12 juin 2017

La Flamme d'Yvonne

Tonton Bédouin raconte...


 "Force venue de la mer qui s'élance par dessus la forteresse qu'elle domine, vague d'acier qui porte sur ses flancs, frappés dans le métal le nom de ceux qui débarquèrent, nef dont l'étrave s'ouvre pour  rappeler à tous, coulée dans le bronze, la date qui évoque la totalité de l'événement : 6 juin 1944"

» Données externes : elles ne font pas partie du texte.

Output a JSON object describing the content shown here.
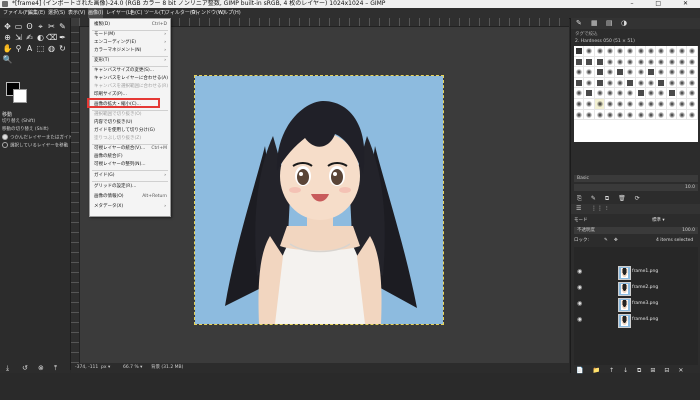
{
  "window": {
    "title": "*[frame4] (インポートされた画像)-24.0 (RGB カラー 8 bit ノンリニア整数, GIMP built-in sRGB, 4 枚のレイヤー) 1024x1024 – GIMP",
    "controls": "– □ ✕"
  },
  "menubar": {
    "items": [
      "ファイル(F)",
      "編集(E)",
      "選択(S)",
      "表示(V)",
      "画像(I)",
      "レイヤー(L)",
      "色(C)",
      "ツール(T)",
      "フィルター(R)",
      "ウィンドウ(W)",
      "ヘルプ(H)"
    ]
  },
  "image_menu": {
    "items": [
      {
        "label": "複製(D)",
        "shortcut": "Ctrl+D"
      },
      {
        "label": "モード(M)",
        "arrow": "›"
      },
      {
        "label": "エンコーディング(E)",
        "arrow": "›"
      },
      {
        "label": "カラーマネジメント(N)",
        "arrow": "›"
      },
      {
        "label": "変形(T)",
        "arrow": "›"
      },
      {
        "label": "キャンバスサイズの変更(S)..."
      },
      {
        "label": "キャンバスをレイヤーに合わせる(A)"
      },
      {
        "label": "キャンバスを選択範囲に合わせる(R)",
        "disabled": true
      },
      {
        "label": "印刷サイズ(P)..."
      },
      {
        "label": "画像の拡大・縮小(C)..."
      },
      {
        "label": "選択範囲で切り抜き(O)",
        "disabled": true
      },
      {
        "label": "内容で切り抜き(U)"
      },
      {
        "label": "ガイドを使用して切り分け(G)"
      },
      {
        "label": "塗りつぶし切り抜き(Z)",
        "disabled": true
      },
      {
        "label": "可視レイヤーの統合(V)...",
        "shortcut": "Ctrl+M"
      },
      {
        "label": "画像の統合(F)"
      },
      {
        "label": "可視レイヤーの整列(N)..."
      },
      {
        "label": "ガイド(G)",
        "arrow": "›"
      },
      {
        "label": "グリッドの設定(R)..."
      },
      {
        "label": "画像の情報(O)",
        "shortcut": "Alt+Return"
      },
      {
        "label": "メタデータ(X)",
        "arrow": "›"
      }
    ]
  },
  "toolbox": {
    "tools": [
      "✥",
      "▭",
      "ʘ",
      "⌖",
      "✂",
      "✎",
      "⊕",
      "⇲",
      "✍",
      "◐",
      "⌫",
      "✒",
      "✋",
      "⚲",
      "A",
      "⬚",
      "◍",
      "↻",
      "🔍"
    ],
    "options_title": "移動",
    "options_text": "切り替え (Shift)",
    "option_label": "移動の切り替え (Shift)",
    "option1": "つかんだレイヤーまたはガイドを移動",
    "option2": "選択しているレイヤーを移動",
    "bottom_icons": [
      "⤓",
      "↺",
      "⊗",
      "⤒"
    ]
  },
  "status": {
    "coords": "-374, -111",
    "unit": "px ▾",
    "zoom": "66.7 % ▾",
    "info": "背景 (31.2 MB)"
  },
  "right_panel": {
    "tab_icons": [
      "✎",
      "▦",
      "▤",
      "◑"
    ],
    "brush_header": "タグで絞込",
    "brush_name": "2. Hardness 050 (51 × 51)",
    "tag_placeholder": "Basic",
    "spacing_value": "10.0",
    "brush_action_icons": [
      "⎘",
      "✎",
      "⧉",
      "🗑",
      "⟳"
    ],
    "layers_tab_icons": [
      "☰",
      "⋮⋮",
      "⫶"
    ],
    "mode_label": "モード",
    "mode_value": "標準 ▾",
    "opacity_label": "不透明度",
    "opacity_value": "100.0",
    "lock_label": "ロック:",
    "selected_info": "4 items selected",
    "layers": [
      {
        "name": "frame1.png"
      },
      {
        "name": "frame2.png"
      },
      {
        "name": "frame3.png"
      },
      {
        "name": "frame4.png"
      }
    ],
    "layer_action_icons": [
      "📄",
      "📁",
      "↑",
      "↓",
      "⧉",
      "⊞",
      "⊟",
      "✕"
    ]
  }
}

En hommage aux 177 héros du n°4 commando


L’œuvre monumentale a été érigée en mémoire des 177 français qui le 6 juin 1944 débarquèrent à proximité. Bon, pas tout à fait à Ouistreham et surtout à Colleville mais l'histoire retiendra  plutôt Ouistreham. Tant mieux pour notre cité...qui y gagnera en notoriété jusqu'à accueillir les célébrations du 70ème anniversaire. Mais revenons à nos commandos. Débarqués à 7h20, le 6 juin à Colleville, 3 d'entre eux furent tués sur la plage, 7 autres périrent le même jour au cours de la libération de notre cité. Libération qui passa aussi par la conquête du fortin et la neutralisation des deux mitrailleuses MG 34 qui l'équipaient. C'est ce fortin qui supporte aujourd'hui la flamme mémoriale, fortin qui a lui-même une histoire peu banale puisque sa coupole d'acier fabriquée à Saint-Chamond (Loire), et récupérée par l'organisation Todt provenait de la ligne Maginot. Une histoire que Tonton Bédouin vous avait contée en son temps. (cf article du 12 septembre 2015).

Deux esquisses réalisées par Yvonne Guégan pour le monument des commandos.
 (In Guégan commandes publiques projets réalisations J Mahler Corlet 2003)

Yvonne Guégan marquée par la guerre


Yvonne Guégan naît le 8 avril 1915 à Paris. Son père a été mobilisé dès juillet 14 et tombe au front le mois suivant. Il ne connaîtra jamais sa fille. Elle est adoptée par le second mari de sa mère, Paul Guégan, un pharmacien qui achètera une officine à Caen. Yvonne, qui dès son plus jeune âge dessine beaucoup, fait ses études secondaires à Caen puis intègre l'Ecole nationale des Beaux-Arts à Paris. Au delà de l'enseignement de ce prestigieux établissement, la jeune artiste s'inspire de Matisse, Derain ou Vlaminck mais découvre aussi la vie politique avec l'avènement du Front populaire. Lors de la déclaration de guerre en 1939, ses parents inquiets la rappellent à Caen où elle alternera travail à la pharmacie et peinture dans l'atelier installé au dessus. Le 6 juin 1944, alors que les commandos libèrent Ouistreham, un déluge de fer et de feu s'abat sur Caen broyant la pharmacie familiale de la rue Saint-Jean, le logement et l'atelier renfermant les œuvres de l'artiste. Sa production de l'immédiat après-guerre témoigne du paysage d'apocalypse dont elle fut le témoin.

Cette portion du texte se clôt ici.